他把自己心里不该溢出的枝枝蔓蔓修剪干净,全数藏好。
他不再称呼宋泠之为‘先生’,而是亲近些的‘宋哥’。
好日日夜夜提醒自己什么。
日子一天天过着。
那些萌生的躁动好似也随着日渐寒冷的气温逐渐安静下来。
宋泠之近来墨水用的颇多。
自那天他答应傅听凛,比赛输了的人不止名字要写在小黑板上,还要写对方名字五十遍的要求后,他这钢笔隔三差五才会休息一次。
眼下,已经有厚厚一沓写着‘傅听凛’名字的纸在他抽屉里端正摆着了,只等年末的时候,将这些纸张互相交换,统一清算。
宋泠之放下笔,揉了揉手腕。
他做事认真细致,写名字这样的小事也不会偷工减料,没有选用草笔敷衍了事,一笔一划都写的很有往常练字时的风骨。

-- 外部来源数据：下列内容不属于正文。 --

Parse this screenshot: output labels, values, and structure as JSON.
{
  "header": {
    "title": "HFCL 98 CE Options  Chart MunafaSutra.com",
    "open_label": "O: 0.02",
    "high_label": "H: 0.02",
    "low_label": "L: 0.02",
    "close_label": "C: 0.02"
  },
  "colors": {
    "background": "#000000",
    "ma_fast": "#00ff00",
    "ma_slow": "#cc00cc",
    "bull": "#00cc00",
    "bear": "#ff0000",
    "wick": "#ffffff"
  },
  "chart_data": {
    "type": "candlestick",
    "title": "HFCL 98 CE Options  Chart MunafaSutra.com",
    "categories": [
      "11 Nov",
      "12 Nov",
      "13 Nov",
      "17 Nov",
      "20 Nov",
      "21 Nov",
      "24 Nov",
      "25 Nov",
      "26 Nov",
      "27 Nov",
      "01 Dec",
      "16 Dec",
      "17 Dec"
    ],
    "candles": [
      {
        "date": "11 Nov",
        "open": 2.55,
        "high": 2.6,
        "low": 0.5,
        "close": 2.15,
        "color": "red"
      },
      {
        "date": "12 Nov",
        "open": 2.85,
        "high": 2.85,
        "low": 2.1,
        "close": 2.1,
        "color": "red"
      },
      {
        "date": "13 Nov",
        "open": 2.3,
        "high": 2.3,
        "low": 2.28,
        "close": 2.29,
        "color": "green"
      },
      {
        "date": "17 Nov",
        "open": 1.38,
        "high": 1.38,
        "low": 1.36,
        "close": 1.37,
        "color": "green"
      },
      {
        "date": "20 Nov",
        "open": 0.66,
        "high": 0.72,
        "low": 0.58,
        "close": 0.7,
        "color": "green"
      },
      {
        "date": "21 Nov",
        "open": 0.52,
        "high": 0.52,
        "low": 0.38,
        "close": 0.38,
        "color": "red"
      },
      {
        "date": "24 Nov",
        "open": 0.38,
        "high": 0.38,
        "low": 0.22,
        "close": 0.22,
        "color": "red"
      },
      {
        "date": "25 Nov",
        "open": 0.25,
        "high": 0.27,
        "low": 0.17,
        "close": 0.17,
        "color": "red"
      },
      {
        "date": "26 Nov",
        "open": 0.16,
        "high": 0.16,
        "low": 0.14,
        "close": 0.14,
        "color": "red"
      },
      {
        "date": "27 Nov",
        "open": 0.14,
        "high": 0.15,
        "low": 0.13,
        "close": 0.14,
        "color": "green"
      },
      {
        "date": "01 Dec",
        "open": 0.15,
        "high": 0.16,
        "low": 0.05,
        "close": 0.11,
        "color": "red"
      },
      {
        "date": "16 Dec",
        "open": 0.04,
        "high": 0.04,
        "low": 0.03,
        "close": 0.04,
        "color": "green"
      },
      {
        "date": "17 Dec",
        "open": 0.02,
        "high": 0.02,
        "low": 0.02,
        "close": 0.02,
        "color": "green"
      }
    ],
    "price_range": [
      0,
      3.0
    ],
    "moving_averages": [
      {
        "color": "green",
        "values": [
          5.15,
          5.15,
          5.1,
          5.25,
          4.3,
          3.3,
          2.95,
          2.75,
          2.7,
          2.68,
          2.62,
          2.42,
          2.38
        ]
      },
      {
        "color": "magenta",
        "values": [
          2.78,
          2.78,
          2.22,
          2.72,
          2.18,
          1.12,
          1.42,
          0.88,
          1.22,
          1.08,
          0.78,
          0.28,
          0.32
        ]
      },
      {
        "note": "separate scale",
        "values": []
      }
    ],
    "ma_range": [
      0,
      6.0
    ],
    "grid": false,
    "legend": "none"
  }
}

写得多了,宋先生当真觉得自己吃亏,毕竟他名字的比划显然要比那小子少很多。
徐伯乐呵:“这名写顺了,别到时候文件签名的时候,先生写的写的是小凛的名字。”
宋泠之也是无奈。
徐伯最近经常和栾医生打电话,两人聊天,徐伯神情偶尔凝重,偶尔惆怅。
宋泠之看见不少次,却并没有说什么,因为他知道,关于身体健康双腿康复的事,徐伯不会听他的。
今日想来是商讨的有结果了,过来跟他说一声的。
果不其然,过了片刻,徐伯道:“快放寒假了,等考完试,先生要不趁着年前的假期,去苏州玩一玩?”
“苏州?”
宋泠之,“虽然是南方,但冬天湿冷,有什么好玩的。”
徐伯:“欸,话不能这么说,安德寺那么有名气的地方,先生还没去过吧。”
宋泠之拍下自己刚才写的那五十遍名字,边给傅听凛发过去边道:“徐伯,说实话吧。”
徐伯讪讪,“……安德寺有个和尚,跟栾医生有几分缘分,医道佛道其有互通,栾医生建议你去那边看看,说不准能给批个命,判定吉凶。”
“……”
宋泠之抬眼,点评,“这是现实治愈希望渺茫,去玄学那边碰一碰瓷?”
徐伯自己也觉得有些离谱,但老一辈人都比较迷信,他也不例外。
“先生很久都没出去玩了,这次当放松也不错。”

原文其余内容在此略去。